Jacques Gaillot (foto reproduzida daqui)
O bispo francês Jacques Gaillot,
demitido da sua diocese de Évreux (França), em Janeiro de 1995, foi esta tarde
recebido pelo Papa Francisco no Vaticano.
Quer antes quer depois de ter sido forçado a deixar a sua diocese, Gaillot nunca abdicou do seu papel
de bispo, de pastor, junto dos mais desfavorecidos: sem-abrigo, refugiados,
pobres, desempregados, vítimas de tráfico humano estão entre as pessoas que ele
vem apoiando desde há muito, quer pessoalmente quer na sua diocese virtual de Partenia, criada quando a internet era ainda
embrionária.
No livro Deus Vem a Público (ed. Pedra Angular) publiquei uma entrevista com
Jacques Gaillot (na realidade, uma síntese de duas entrevistas feitas em Maio
de 2007 e Setembro de 1997, esta última realizada em conjunto com Manuel Vilas
Boas).
Fica a seguir o texto:
Nascido
a 11 de Setembro de 1935, Jacques Gaillot esteve em Portugal em 1997 e 2007.

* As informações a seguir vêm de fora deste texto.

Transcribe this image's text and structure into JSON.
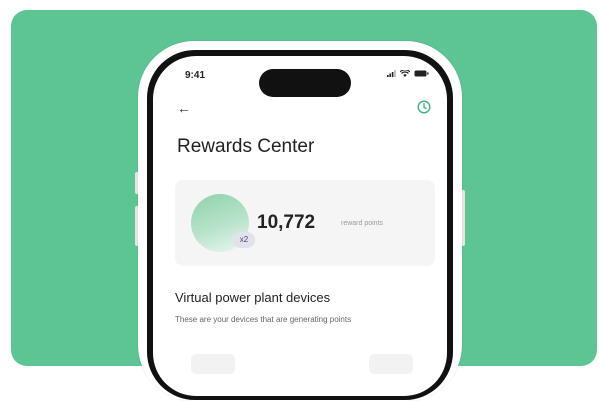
{
  "status_bar": {
    "time": "9:41"
  },
  "header": {
    "back_icon": "back-arrow-icon",
    "history_icon": "clock-icon"
  },
  "page": {
    "title": "Rewards Center"
  },
  "points": {
    "value": "10,772",
    "unit": "reward points",
    "multiplier": "x2"
  },
  "devices_section": {
    "title": "Virtual power plant devices",
    "subtitle": "These are your devices that are generating points"
  },
  "colors": {
    "background": "#5dc494",
    "accent": "#3fb07b",
    "points_gradient_start": "#8fd2ac"
  }
}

Depois de ter sido forçado pelo Vaticano a sair da diocese de Évreux, no
Noroeste de França, em Janeiro de 1995, o bispo foi nomeado como responsável de
Parténia, uma diocese extinta no século VII. Essa inexistência física levou-a a
abrir uma página na internet, na qual escreve um
catecismo “alternativo”, troca correspondência ou facilita o acesso a páginas
de outras instituições e associações.
Pensa
que foi uma razão política que levou o Vaticano a demiti-lo de Évreux.
Assumindo-se como um homem livre, Jacques Gaillot acusa o então ministro do
Interior francês, Charles Pasqua, de estar por detrás da sua destituição.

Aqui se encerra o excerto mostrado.